Her family happily accommodates their diet choice at family gatherings by offering vegan dishes, along with their regular meat dishes. They think she should do the same for the wedding guests. She is struggling with this idea of going against her beliefs at her own wedding, but her family says she is forcing her morals on people.
What you think? Also, if she does serve only vegan dishes, should the invitation specify that? (Note: This question is adapted from a discussion on Facebook.)
CALLIE’S ANSWER: Tricky, but, be accommodating to all diets and not just one. If she is having a sit-down dinner, she could offer on her invitation meat, fish, vegan or vegetarian options for people to choose. If she is having a buffet, she also can offer a variety. Now for the cake, she could do a vegan cake. That way, she can have her cake and eat it, too. Happy wedding planning!
LILLIE-BETH’S ANSWER: I understand both arguments here. Whoever’s paying for the wedding should have a say in the menu, along with the couple, but it’s the couple’s day. To be a gracious host, the menu should accommodate all kinds of tastes to make it inviting for guests. But it’s the couple’s wedding, and if they offer delicious and varied food, then everyone should be able find something they like among a wide range of vegan dishes. You can make some of them familiar to guests who eat a more a traditional diet. I might think a little bit about this the same way I think about couples who don’t want alcohol at their wedding. No one questions those choices. So hire a good chef, offer good food and enjoy your wedding. Those that are still hungry can go eat elsewhere later. I don’t think you need to add the wording to the invitation.

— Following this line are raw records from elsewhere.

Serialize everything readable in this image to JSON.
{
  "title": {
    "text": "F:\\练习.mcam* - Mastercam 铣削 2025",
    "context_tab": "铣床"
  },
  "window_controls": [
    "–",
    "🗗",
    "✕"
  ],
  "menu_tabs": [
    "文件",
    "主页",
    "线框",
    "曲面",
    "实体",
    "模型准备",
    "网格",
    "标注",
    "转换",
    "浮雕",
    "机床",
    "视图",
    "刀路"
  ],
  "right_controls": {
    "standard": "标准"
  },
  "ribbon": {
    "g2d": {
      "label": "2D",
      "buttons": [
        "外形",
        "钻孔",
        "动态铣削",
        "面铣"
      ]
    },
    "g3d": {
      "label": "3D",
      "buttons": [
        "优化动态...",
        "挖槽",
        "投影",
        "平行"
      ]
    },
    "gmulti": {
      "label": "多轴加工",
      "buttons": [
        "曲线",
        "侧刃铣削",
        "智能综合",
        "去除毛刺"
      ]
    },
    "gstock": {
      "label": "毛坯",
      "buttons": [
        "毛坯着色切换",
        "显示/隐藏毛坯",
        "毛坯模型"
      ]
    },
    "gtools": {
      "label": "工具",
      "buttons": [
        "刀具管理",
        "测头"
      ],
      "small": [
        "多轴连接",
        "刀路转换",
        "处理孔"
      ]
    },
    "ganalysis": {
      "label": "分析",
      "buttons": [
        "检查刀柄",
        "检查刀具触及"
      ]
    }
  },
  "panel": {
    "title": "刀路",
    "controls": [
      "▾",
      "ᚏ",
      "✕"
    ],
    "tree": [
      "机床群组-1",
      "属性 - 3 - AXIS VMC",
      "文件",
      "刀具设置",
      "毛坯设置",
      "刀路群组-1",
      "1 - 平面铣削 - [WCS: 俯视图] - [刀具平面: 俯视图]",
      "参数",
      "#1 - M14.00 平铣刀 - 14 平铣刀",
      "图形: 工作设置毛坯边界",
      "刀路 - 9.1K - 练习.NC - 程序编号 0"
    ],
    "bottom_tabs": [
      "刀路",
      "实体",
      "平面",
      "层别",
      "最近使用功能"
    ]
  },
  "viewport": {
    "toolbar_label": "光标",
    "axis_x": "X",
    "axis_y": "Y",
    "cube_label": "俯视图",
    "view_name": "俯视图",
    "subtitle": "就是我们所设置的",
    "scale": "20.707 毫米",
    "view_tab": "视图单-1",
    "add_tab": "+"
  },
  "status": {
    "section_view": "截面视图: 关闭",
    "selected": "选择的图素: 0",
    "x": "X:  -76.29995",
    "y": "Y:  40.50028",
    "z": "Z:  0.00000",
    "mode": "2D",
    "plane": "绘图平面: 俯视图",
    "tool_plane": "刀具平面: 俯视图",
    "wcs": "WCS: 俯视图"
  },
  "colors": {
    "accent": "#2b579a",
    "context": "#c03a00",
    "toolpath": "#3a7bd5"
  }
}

HELEN’S ANSWER: A vegan wedding might be great fun and it gives the couple a chance to show off really good vegan dishes. However, at a wedding, guests might like some familiar choices, so regular foods should also be offered.
The wedding invitation should not indicate what is being served.
GUEST’S ANSWER: Judy Lehmbeck, bridal and party planner: The reception should be guest-friendly. That being said there are some delicious vegan dishes that I would be happy to eat, such as a portobella mushroom or a cauliflower steak.
If the bride is paying for her wedding, she should do what she wants. If her parents are paying, they should have a say in what is served. As far as specifying on the invitation, the answer is no. Guests should accept the bride’s wishes.